Vatican Denounces Nun's Murder in Somalia
"A Terrible Incident," Says Spokesman
VATICAN CITY, SEPT. 17, 2006 (Zenit.org ).- The Vatican's spokesman denounced
the killing of 66-year-old Sister Leonella Sgorbati in Somalia's capital,
which her order refrains from linking to Benedict XVI's recent commentary
on Islam.
Two armed men shot and killed the Consolata Missionary and a Somali bodyguard
today in the SOS Kindergarten Hospital in Mogadishu, reported Reuters.
"It is a terrible incident ... we hope it will be isolated," said Father
Federico Lombardi to the Italian news service ANSA.
"I think it is the fruit of violence and irrationality, arising from the
current situation, which is without motive or reason," added the Jesuit priest.
A sister of the Consolata Missionaries in Italy said in statements to Reuters
that the congregation has "no reason" to believe that the Italian nun's murder
took place in protest against Benedict XVI's discourse on Tuesday at the
University of Regensburg.
Speculation has arisen in the media, however, in light of an appeal launched
on Saturday by a religious leader of Mogadishu to all Muslims to revenge
the interpretation given to the Pope's words.
Sheikh Muktar Robow, deputy security chief of Supreme Islamic Council of
Somalia (SICS), said in a statement to Missionary International Service News
Agency: "We condemn the killing of the nun."
"It was barbaric and contrary to the teachings of Islam," he added.
Leonella Sgorbati is a native of Piacenza in northern Italy.
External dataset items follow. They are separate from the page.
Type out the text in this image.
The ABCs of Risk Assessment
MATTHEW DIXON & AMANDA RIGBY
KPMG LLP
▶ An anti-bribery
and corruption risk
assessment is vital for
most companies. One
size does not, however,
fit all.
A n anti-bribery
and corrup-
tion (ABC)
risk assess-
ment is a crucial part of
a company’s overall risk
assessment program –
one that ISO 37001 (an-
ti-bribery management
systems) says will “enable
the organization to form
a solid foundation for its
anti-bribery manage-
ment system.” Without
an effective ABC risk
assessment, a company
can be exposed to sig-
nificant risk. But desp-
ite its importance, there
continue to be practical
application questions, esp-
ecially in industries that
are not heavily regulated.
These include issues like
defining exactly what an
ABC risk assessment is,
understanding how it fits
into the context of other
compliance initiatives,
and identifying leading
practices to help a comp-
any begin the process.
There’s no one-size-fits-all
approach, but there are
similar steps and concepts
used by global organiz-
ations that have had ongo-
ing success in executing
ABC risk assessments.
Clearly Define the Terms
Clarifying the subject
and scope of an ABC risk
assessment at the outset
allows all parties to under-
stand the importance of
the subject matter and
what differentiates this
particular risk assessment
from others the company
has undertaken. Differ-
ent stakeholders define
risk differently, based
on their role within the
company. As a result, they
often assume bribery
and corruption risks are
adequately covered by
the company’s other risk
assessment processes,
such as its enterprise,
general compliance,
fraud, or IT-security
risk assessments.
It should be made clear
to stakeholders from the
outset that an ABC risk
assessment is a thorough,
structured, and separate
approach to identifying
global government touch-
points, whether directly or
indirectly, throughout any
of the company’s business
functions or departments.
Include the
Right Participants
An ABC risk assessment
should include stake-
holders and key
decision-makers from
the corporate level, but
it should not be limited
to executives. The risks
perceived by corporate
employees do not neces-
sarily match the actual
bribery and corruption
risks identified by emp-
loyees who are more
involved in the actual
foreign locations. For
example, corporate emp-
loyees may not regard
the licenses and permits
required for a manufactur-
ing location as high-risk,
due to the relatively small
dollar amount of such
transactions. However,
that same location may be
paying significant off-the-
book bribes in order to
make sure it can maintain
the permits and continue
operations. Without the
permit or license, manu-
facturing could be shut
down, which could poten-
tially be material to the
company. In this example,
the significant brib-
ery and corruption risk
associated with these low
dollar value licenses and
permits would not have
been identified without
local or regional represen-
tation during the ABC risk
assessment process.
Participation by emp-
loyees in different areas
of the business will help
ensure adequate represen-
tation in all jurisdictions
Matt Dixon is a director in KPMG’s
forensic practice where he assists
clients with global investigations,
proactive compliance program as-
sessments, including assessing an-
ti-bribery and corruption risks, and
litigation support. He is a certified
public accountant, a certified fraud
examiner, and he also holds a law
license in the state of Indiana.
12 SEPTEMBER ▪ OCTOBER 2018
She had been
working in Somalia since 2002, where she trained nurses at the children's
hospital.
Today's killing was the latest in a series of slayings of foreign aid workers
in Somalia, including Italian Annalena Tonelli in 2003, a Catholic who had
spent 30 years fighting tuberculosis among the Somalis, and a Swedish journalist,
Martin Adler, who was shot dead in June during a demonstration in Mogadishu.